Erik Slater’s love of cooking came from his mother, who began honing his skills as soon as he could reach the top of the range. He worked his way around and under some of the best restaurants and chefs in Spokane until 1996, when he dropped everything and moved to Alaska.
Erik cooked all over the state of Alaska before permanently settling in Seward in 2000, where he eventually became Executive Chef of the Resurrection Roadhouse and Fox Island Wilderness Lodge in 2004. In 2011, Slater was selected by Gov. Sean Parnell to represent the state of Alaska at the Great American Seafood Cook Off in New Orleans.
Slater prides himself as an advocate for Alaska seafood, Alaska produce and the amazing people who are building the Alaskan culinary tradition.
In the spring of 2014 Slater and his wife will open the Seward Brewing Company in Seward, Alaska. As the new owner of Seward’s only brewpub, Slater is blending his passion for Alaska and the Pacific Northwest with his unique style of food and beer.
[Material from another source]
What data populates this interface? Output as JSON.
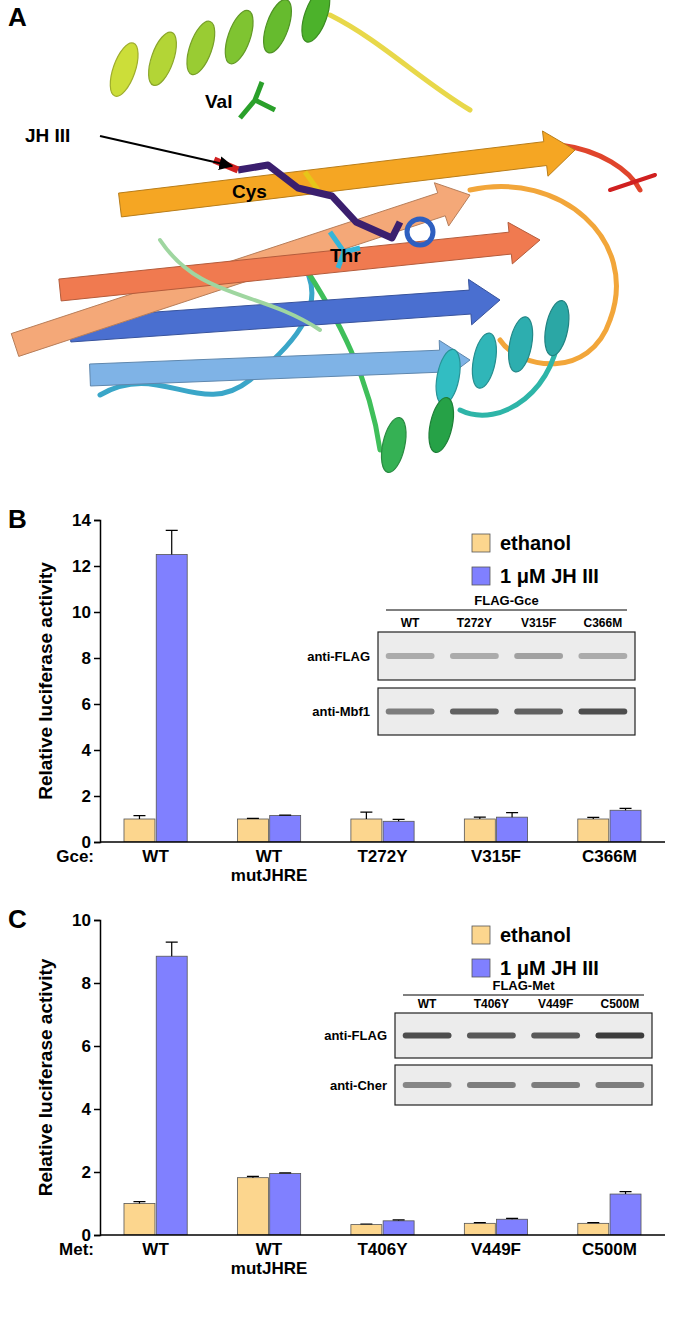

Alaska Salmon with Shoyu Tarragon Sauce
Shoyu Tarragon Sauce:
2 garlic cloves
1/3 cup fresh tarragon leaves (loosely packed)
1 teaspoon bottled black bean garlic sauce
1/2 cup shoyu or soy sauce
1/2 cup melted unsalted butter
1 Tablespoon rice wine vinegar or white vinegar
1 Tablespoon honey
4 Alaska Salmon fillets (5 to 6 oz. each), fresh, thawed or frozen
1 Tablespoon olive, canola, peanut or grapeseed oil
2 green onions, chopped
2 Tablespoons sesame seeds
Add all sauce ingredients to blender and puree on high.
Rinse any ice glaze from frozen Alaska Salmon under cold water, pat dry with paper towel. Heat a heavy nonstick skillet over medium-high heat. Brush both sides of salmon with oil. Place salmon in heated skillet skin side up and cook, uncovered, about 3 to 4 minutes, until browned. Shake pan occasionally to keep fish from sticking.
Turn salmon over and baste with sauce. Cover pan tightly and reduce heat to medium. Cook an additional 6 to 8 minutes for frozen salmon or 3 to 4 minutes for fresh/thawed fish, basting occasionally. Cook just until fish is opaque throughout.
To serve, baste with additional sauce. Garnish with green onions and sesame seeds.
Recipe by Alaska Chef Erik Slater. “Shoyu is a Japanese soy sauce which is just a tad sweeter than the familiar soy sauce (use soy if you can’t find shoyu). I use this sauce on grilled salmon, but it works great on any Alaskan fish. Excellent with roasted vegetables!”